Heather intervened. ‘The fact is, Ted, that a lot of people like singing with a choir, just for the sake of it.’

‘Do they?’

‘It’s an extremely popular leisure activity. Very therapeutic, too.’

‘I’ve heard that.’ The landlord shook his shaggy head. ‘I must say I don’t get it. Being in a choir with all them other people. If I’m on stage – you know, like back when I was doing the stand-up – I want people looking at me. God, if I’m putting in all that effort, I want people to know what I’m doing. Don’t see the fun of being with a group, where nobody notices whether you’re there or not.’

‘No,’ Heather agreed, ‘you don’t get it, do you? But there are people out there, you know, who get a real charge from community activities.’

‘Well, I don’t.’ Carole couldn’t stop herself. She’d always considered that attaching the prefix ‘community’ to any activity was the kiss of death, and had only just stopped herself from speaking the first time Heather used the word.

‘That’s fair enough.’ The widow smiled. ‘No one’s going to force anyone to be part of the choir. There’ll be no three-line whip. It would only be for people who wanted to take part.’

‘And how would you find those people? Put ads in the Post Office window?’

‘Probably be more effective to put something in the village online newsletter.’

‘Oh?’ Carole was aware that such a thing existed, though there was no danger of her ever subscribing to it.

‘Yes, that can be very effective,’ said Jude. Typical of her not to show solidarity, thought her neighbour sniffily. ‘I’ve got quite a few clients that way.’ Something else Carole didn’t know.

‘So, what do you say, Ted?’ Heather turned her brown eyes on him appealingly, almost flirtatiously. ‘Will you let us give it a go?’

‘Well …’

‘Come on,’ said KK. ‘You know Monday nights are dead for business. If people come in for the choir, they’re going to buy drinks, aren’t they?’

‘Maybe. Things pick up, though, once you get to May and June.’

‘All right, well, just let us try once, in the next couple of weeks. See who comes along.’

Ted Crisp was on the way to being persuaded. ‘So how would it work?’

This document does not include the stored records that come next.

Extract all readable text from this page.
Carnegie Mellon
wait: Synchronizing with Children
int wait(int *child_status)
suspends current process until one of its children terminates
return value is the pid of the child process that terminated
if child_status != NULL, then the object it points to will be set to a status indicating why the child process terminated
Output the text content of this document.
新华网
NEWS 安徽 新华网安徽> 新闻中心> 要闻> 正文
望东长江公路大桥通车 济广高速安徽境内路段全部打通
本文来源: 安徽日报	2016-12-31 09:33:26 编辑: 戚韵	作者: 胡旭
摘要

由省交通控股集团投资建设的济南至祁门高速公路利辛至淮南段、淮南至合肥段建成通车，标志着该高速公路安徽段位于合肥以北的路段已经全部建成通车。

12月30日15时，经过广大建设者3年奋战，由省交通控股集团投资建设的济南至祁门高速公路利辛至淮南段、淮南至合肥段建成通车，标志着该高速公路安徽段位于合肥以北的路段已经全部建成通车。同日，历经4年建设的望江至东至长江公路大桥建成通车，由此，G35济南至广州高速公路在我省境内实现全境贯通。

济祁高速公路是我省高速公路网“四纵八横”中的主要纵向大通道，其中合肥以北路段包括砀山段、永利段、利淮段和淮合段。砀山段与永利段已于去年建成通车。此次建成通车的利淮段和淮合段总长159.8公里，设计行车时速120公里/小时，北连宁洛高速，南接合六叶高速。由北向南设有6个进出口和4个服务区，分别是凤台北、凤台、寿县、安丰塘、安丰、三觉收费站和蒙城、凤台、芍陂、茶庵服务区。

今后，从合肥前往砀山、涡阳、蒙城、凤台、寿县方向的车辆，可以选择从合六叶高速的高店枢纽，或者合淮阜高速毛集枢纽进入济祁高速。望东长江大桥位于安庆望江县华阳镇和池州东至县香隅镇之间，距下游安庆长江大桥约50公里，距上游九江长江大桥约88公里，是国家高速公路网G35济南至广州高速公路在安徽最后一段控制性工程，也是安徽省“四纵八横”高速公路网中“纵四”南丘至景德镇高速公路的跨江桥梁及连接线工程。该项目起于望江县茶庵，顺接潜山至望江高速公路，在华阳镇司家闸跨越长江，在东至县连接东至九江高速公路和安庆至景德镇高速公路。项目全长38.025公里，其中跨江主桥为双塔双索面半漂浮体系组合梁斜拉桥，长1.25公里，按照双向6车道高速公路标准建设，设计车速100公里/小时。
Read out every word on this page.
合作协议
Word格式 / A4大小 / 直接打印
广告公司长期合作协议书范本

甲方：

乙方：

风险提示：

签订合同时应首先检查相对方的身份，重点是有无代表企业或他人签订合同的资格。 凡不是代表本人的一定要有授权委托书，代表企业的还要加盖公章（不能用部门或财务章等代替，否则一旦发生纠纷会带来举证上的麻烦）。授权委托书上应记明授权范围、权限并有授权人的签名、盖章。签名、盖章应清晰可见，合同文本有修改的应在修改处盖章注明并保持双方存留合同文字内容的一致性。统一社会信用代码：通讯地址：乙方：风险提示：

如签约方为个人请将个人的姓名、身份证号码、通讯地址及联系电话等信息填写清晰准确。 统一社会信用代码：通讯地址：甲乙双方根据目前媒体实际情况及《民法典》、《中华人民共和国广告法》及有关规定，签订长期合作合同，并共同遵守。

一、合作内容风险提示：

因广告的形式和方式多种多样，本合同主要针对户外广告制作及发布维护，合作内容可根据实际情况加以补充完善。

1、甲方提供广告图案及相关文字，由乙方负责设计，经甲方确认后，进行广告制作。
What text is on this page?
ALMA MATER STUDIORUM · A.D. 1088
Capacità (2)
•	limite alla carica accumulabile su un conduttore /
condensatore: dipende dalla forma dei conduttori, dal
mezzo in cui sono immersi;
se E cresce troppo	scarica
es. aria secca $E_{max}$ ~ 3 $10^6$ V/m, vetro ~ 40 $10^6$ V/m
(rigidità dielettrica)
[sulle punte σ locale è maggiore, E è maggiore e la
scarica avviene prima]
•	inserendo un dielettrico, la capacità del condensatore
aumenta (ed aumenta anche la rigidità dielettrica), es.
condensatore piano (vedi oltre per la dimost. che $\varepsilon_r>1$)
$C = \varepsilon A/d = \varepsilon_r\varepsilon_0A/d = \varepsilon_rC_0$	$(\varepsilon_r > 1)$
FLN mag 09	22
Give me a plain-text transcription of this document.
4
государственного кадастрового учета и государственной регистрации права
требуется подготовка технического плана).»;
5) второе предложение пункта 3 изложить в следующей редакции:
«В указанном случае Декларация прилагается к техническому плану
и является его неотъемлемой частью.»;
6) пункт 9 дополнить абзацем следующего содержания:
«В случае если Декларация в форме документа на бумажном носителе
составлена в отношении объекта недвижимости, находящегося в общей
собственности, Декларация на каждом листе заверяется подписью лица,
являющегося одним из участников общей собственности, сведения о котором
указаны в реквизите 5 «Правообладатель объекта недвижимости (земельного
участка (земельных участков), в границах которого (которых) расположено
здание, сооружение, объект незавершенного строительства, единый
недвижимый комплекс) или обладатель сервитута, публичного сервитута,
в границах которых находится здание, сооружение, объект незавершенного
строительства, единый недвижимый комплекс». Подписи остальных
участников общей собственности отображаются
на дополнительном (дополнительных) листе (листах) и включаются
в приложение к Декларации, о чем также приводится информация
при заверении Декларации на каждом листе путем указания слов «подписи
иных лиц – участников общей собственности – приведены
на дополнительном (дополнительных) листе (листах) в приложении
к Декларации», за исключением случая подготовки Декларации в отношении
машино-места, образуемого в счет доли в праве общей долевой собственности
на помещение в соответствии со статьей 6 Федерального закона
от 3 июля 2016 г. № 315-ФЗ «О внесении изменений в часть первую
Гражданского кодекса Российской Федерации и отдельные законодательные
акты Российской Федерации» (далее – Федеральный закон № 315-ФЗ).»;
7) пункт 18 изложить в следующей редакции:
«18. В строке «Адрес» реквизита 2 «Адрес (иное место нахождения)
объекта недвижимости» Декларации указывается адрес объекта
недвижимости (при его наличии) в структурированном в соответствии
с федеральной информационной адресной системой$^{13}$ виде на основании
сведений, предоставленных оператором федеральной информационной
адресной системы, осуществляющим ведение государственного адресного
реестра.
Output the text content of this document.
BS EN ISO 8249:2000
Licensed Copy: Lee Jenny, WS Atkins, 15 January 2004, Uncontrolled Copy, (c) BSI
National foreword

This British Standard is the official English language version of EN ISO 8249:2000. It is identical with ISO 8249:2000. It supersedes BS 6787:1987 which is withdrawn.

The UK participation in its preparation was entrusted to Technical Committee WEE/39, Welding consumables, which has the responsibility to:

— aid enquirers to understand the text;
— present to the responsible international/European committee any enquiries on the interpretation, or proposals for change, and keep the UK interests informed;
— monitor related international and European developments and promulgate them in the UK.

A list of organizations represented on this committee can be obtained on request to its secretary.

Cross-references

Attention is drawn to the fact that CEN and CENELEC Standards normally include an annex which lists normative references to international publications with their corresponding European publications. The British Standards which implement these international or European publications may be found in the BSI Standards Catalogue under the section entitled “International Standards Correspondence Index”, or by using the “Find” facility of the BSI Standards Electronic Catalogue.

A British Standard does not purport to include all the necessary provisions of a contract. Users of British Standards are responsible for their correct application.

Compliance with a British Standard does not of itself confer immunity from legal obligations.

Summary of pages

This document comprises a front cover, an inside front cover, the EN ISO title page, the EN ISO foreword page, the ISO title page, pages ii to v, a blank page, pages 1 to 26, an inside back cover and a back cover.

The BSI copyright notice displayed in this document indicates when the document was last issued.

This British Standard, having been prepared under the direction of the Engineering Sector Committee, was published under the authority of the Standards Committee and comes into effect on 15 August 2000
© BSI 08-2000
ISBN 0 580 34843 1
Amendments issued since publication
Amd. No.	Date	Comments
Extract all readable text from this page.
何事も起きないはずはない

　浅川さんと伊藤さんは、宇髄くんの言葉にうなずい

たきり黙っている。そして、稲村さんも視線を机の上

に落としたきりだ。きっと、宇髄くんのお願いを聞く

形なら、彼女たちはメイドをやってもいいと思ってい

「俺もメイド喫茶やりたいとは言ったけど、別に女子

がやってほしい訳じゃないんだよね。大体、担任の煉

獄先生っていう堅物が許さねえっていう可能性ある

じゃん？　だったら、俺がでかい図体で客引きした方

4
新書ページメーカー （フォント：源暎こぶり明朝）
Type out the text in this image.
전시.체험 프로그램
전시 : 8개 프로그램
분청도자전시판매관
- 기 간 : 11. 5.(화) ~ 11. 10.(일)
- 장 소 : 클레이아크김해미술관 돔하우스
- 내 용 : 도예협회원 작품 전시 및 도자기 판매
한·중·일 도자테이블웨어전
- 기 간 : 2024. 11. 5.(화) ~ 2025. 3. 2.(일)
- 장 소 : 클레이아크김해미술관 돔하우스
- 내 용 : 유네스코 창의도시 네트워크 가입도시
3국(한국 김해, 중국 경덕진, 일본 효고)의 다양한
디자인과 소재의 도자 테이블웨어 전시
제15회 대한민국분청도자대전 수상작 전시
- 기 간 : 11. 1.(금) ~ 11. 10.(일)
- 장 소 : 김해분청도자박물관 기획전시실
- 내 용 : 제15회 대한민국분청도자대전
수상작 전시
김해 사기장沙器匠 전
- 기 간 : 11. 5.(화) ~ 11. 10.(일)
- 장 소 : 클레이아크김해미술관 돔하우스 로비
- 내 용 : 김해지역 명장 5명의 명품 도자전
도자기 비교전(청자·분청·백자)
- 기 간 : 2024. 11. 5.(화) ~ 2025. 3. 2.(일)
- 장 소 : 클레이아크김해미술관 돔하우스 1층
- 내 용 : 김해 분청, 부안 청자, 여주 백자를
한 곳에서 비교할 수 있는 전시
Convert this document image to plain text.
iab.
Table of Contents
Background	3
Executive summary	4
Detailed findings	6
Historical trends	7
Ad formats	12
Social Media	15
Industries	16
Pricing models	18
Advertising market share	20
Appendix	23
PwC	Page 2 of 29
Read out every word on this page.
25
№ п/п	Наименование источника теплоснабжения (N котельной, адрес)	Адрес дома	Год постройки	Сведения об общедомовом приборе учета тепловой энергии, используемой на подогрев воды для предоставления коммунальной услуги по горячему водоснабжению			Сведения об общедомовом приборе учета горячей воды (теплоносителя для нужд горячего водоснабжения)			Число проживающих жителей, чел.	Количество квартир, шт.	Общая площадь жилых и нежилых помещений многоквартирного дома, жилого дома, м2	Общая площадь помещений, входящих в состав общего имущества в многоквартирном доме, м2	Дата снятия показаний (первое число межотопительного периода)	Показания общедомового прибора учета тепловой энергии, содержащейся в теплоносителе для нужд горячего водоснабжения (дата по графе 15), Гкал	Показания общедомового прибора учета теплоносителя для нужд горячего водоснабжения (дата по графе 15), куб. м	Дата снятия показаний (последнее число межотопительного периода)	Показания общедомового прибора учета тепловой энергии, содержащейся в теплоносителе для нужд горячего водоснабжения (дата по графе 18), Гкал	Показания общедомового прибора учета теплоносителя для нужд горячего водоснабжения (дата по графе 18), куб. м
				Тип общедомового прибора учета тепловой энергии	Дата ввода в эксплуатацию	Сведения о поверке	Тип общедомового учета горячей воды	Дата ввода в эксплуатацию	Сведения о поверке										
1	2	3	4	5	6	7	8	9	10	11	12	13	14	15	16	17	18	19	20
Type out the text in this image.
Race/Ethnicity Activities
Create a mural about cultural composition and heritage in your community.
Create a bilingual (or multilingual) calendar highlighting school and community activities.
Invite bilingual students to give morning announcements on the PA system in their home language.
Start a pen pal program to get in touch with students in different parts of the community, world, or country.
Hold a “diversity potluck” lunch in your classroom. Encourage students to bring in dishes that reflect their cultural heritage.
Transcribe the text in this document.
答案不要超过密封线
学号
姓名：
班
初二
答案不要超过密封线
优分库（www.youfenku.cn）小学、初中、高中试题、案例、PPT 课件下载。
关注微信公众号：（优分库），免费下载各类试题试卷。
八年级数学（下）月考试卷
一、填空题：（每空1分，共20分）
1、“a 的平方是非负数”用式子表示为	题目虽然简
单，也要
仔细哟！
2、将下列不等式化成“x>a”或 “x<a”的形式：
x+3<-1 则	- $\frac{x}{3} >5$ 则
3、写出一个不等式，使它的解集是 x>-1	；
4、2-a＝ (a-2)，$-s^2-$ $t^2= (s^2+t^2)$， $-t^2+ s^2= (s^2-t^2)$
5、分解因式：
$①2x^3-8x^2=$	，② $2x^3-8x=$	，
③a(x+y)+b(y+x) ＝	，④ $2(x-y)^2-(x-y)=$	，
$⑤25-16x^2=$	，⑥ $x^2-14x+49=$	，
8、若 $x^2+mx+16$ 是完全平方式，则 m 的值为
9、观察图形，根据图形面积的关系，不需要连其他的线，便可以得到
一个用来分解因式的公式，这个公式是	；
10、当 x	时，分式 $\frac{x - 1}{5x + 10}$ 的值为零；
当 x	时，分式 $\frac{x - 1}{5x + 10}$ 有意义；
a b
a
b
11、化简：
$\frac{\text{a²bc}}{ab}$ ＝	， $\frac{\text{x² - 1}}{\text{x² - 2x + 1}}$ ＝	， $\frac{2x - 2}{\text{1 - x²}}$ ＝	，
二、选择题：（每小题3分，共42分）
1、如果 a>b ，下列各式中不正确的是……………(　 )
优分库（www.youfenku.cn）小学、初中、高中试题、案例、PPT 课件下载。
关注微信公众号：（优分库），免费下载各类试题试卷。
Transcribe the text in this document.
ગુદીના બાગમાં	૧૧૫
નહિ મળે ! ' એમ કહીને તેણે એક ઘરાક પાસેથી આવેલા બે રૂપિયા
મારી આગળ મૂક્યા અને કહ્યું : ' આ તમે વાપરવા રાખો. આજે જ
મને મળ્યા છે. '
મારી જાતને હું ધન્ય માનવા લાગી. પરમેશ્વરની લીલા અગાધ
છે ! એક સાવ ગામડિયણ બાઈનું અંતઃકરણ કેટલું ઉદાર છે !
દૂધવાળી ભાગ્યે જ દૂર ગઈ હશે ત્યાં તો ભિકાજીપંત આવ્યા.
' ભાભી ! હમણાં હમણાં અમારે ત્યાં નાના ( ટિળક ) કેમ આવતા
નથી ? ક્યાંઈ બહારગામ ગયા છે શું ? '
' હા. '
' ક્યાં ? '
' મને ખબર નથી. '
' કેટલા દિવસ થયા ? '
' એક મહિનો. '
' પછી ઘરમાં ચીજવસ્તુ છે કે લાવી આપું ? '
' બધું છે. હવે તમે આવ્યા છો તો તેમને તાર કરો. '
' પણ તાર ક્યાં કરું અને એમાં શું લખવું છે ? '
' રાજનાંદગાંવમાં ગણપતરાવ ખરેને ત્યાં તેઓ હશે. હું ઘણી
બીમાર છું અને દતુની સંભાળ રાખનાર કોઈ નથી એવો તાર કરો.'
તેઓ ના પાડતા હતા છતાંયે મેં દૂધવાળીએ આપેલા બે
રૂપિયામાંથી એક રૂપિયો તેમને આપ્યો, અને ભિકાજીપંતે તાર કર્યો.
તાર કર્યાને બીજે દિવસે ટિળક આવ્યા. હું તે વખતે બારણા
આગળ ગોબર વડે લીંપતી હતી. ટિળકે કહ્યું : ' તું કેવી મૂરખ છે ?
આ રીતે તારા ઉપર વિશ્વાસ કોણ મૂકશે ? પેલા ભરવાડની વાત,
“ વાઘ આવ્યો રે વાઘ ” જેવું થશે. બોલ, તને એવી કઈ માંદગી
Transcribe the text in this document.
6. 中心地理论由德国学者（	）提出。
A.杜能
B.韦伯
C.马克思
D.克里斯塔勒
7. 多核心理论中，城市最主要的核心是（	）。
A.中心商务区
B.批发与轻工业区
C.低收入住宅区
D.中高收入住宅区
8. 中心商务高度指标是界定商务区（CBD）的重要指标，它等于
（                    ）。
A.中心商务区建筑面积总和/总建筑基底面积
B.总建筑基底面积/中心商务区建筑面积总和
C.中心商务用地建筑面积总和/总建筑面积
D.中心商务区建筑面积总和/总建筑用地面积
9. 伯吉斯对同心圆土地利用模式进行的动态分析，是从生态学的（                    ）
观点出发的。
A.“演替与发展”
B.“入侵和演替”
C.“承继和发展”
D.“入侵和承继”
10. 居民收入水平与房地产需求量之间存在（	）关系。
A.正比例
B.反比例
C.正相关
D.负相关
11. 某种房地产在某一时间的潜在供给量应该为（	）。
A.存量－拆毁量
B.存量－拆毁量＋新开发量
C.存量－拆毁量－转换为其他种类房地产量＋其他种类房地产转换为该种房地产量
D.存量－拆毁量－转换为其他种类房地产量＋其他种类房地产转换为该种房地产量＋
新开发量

Heather took over. She and KK had clearly thought the whole thing through. ‘We’d meet early evening, half past six, seven …’

Ted looked round the bar. ‘Where?’

‘In the Function Room.’

‘And do I get paid normal rates for the use of the Function Room?’

‘No, of course you don’t,’ replied Heather, almost winsomely. ‘You let us use it for free.’

‘And why would I do that?’

‘Out of the goodness of your heart.’

‘Huh. How d’you know there’s any goodness in there?’

‘You also do it,’ said KK, ‘because of all the drinks the choir members are going to buy.’

‘Oh yeah? I’ll believe that when it happens. Anyway, what kind of music will it be? I don’t want hymns and that driving out the few customers I do get. Nothing like “O God Our Help in Ages Past” for putting a damper on an evening.’

‘It won’t be hymns,’ said Heather. ‘It’ll be more, sort of, light popular stuff.’

‘Kind of songs I play,’ KK added.

‘Bloody hell, that’s all we need!’ But Ted grinned as he said it. ‘And may I ask what your role in the proceedings will be?’

Heather provided the answer for him. ‘KK would be the choirmaster.’

‘That sounds a bit posh to me,’ the musician objected. ‘A bit po-faced and churchy. But yeah, I’d be, like, the one who leads the sessions, you know, playing the music, showing them how to do the harmonies, that stuff.’

‘Hmm …’ Ted Crisp sounded uncertain.

‘I’ve done this kind of thing before. In a pub in Brighton. Went very well.’

‘If it went very well back in Brighton, why aren’t you still doing it there?’